I'm sure I'm just being parochial; I'll admit that I have some regrets at the loss of Martha Nussbaum the careful reader of Greek literature. Of course this has been the gain of politics, which needs more intelligent voices.

P.S. I haven't read Mansfield's book, so pls forgive the irrelevancy of what I have to say to what are, I'm sure, the many moral outrages therein.
posted by Zurishaddai at 6:59 PM on August 27, 2006


Nussbaum is really just the coolest person. She's good friends with one of my old profs, so she spoke at our university a bunch of times. The one I remember best was when she gave a 15 minute, perfectly crafted and eloquent discussion of Cosmopolitanism that somehow devolved into a dissection, in great detail, of the shortcomings and oddities of every man she'd ever slept with.
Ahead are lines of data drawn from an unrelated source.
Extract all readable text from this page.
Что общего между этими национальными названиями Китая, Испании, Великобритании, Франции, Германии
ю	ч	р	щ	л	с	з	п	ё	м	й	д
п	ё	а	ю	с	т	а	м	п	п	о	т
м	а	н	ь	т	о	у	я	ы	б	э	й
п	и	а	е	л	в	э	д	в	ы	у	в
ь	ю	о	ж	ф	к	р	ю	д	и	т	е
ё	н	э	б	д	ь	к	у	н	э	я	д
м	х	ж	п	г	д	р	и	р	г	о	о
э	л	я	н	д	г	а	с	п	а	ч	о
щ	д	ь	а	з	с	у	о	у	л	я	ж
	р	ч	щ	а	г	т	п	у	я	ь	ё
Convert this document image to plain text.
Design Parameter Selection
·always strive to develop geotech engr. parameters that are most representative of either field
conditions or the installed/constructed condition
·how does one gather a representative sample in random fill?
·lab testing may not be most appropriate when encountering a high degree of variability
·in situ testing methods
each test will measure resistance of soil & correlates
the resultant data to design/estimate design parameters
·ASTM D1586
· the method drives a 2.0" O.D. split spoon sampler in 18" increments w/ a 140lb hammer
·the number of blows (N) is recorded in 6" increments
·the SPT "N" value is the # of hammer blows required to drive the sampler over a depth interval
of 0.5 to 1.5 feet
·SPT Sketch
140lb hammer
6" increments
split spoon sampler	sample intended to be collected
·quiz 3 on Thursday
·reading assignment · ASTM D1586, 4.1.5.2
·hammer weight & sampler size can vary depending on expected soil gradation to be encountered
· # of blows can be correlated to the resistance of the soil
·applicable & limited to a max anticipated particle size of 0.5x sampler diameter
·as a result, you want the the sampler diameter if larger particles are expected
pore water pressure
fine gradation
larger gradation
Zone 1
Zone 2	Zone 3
I love that woman. If only there were a few dozen more like her, we might have a chance.
posted by Dormant Gorilla at 9:06 AM on August 28, 2006


Remind me never to sleep with Martha Nussbaum.
posted by languagehat at 9:49 AM on August 28, 2006


Hey languagehat, never sleep with Martha Nussbaum.

And hey, didn't Steve Martin find her credit card once?
posted by UKnowForKids at 10:06 AM on August 28, 2006


Mansfield on WBUR's On Point this morning - an hour long radio show from Boston. Listen and be enraged! I mean, wow. Wow. What a dick!